Non è magia: è semplicemente il corpo che, senza il continuo afflusso di cibo, cambia priorità metaboliche.
I protocolli più comuni
Il metodo 16:8 prevede una finestra di 8 ore per mangiare e 16 di digiuno, spesso saltando la colazione. Il 5:2 prevede 5 giorni di alimentazione normale e 2 giorni a basso apporto calorico. Esistono varianti più estreme, ma per chi inizia, il 16:8 è generalmente il più sostenibile perché richiede meno stravolgimenti nella routine quotidiana.
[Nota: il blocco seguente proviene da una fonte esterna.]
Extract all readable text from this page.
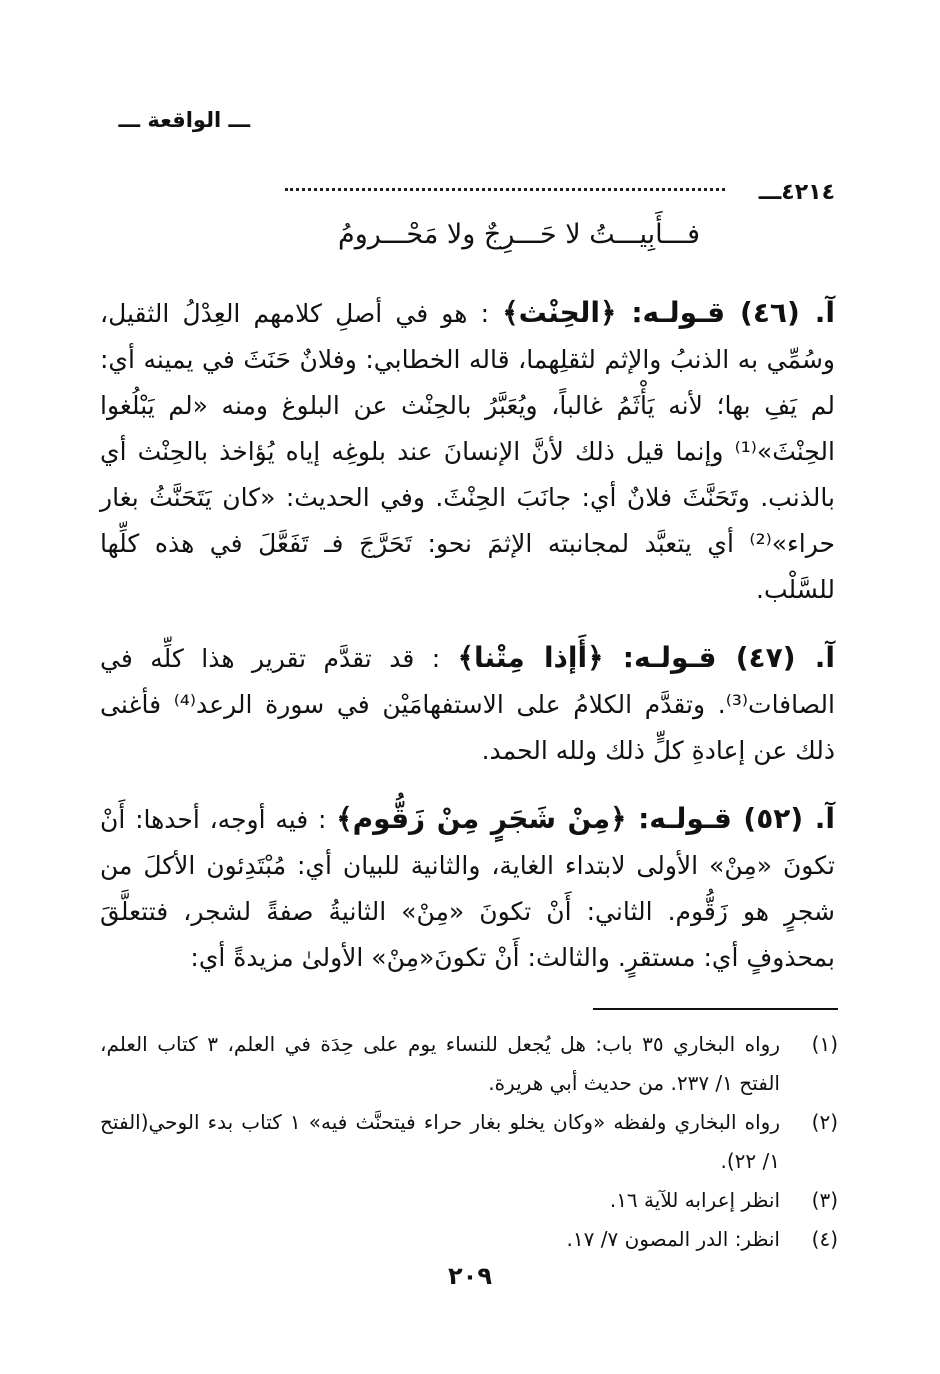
ـــ الواقعة ـــ
٤٢١٤ـــ
فـــأَبِيـــتُ لا حَـــرِجٌ ولا مَحْـــرومُ

آ. (٤٦) قـولـه: ﴿الحِنْث﴾ : هو في أصلِ كلامهم العِدْلُ الثقيل، وسُمِّي به الذنبُ والإثم لثقلِهما، قاله الخطابي: وفلانٌ حَنَثَ في يمينه أي: لم يَفِ بها؛ لأنه يَأْثَمُ غالباً، ويُعَبَّرُ بالحِنْث عن البلوغ ومنه «لم يَبْلُغوا الحِنْثَ»⁽¹⁾ وإنما قيل ذلك لأنَّ الإنسانَ عند بلوغِه إياه يُؤاخذ بالحِنْث أي بالذنب. وتَحَنَّثَ فلانٌ أي: جانَبَ الحِنْثَ. وفي الحديث: «كان يَتَحَنَّثُ بغار حراء»⁽²⁾ أي يتعبَّد لمجانبته الإثمَ نحو: تَحَرَّجَ فـ تَفَعَّلَ في هذه كلِّها للسَّلْب.

آ. (٤٧) قـولـه: ﴿أَإذا مِتْنا﴾ : قد تقدَّم تقرير هذا كلِّه في الصافات⁽³⁾. وتقدَّم الكلامُ على الاستفهامَيْن في سورة الرعد⁽⁴⁾ فأغنى ذلك عن إعادةِ كلٍّ ذلك ولله الحمد.

آ. (٥٢) قـولـه: ﴿مِنْ شَجَرٍ مِنْ زَقُّوم﴾ : فيه أوجه، أحدها: أَنْ تكونَ «مِنْ» الأولى لابتداء الغاية، والثانية للبيان أي: مُبْتَدِئون الأكلَ من شجرٍ هو زَقُّوم. الثاني: أَنْ تكونَ «مِنْ» الثانيةُ صفةً لشجر، فتتعلَّقَ بمحذوفٍ أي: مستقرٍ. والثالث: أَنْ تكونَ«مِنْ» الأولىٰ مزيدةً أي:

(١)
رواه البخاري ٣٥ باب: هل يُجعل للنساء يوم على حِدَة في العلم، ٣ كتاب العلم، الفتح ١/ ٢٣٧. من حديث أبي هريرة.
(٢)
رواه البخاري ولفظه «وكان يخلو بغار حراء فيتحنَّث فيه» ١ كتاب بدء الوحي(الفتح ١/ ٢٢).
(٣)
انظر إعرابه للآية ١٦.
(٤)
انظر: الدر المصون ٧/ ١٧.
٢٠٩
Gli errori più comuni di chi inizia
Il primo errore è pensare che digiunare autorizzi a mangiare qualsiasi cosa nella finestra libera: la qualità del cibo resta determinante. Il secondo è iniziare con protocolli troppo aggressivi fin da subito, invece di allungare gradualmente le ore di digiuno. Il terzo è ignorare l'idratazione: acqua, tè e caffè senza zucchero sono ammessi e aiutano a gestire meglio le prime settimane.
Per chi non è indicato
Il digiuno intermittente non è adatto a tutti: chi ha una storia di disturbi alimentari, chi è in gravidanza o allattamento, o chi ha condizioni mediche specifiche dovrebbe evitarlo o parlarne prima con un professionista sanitario.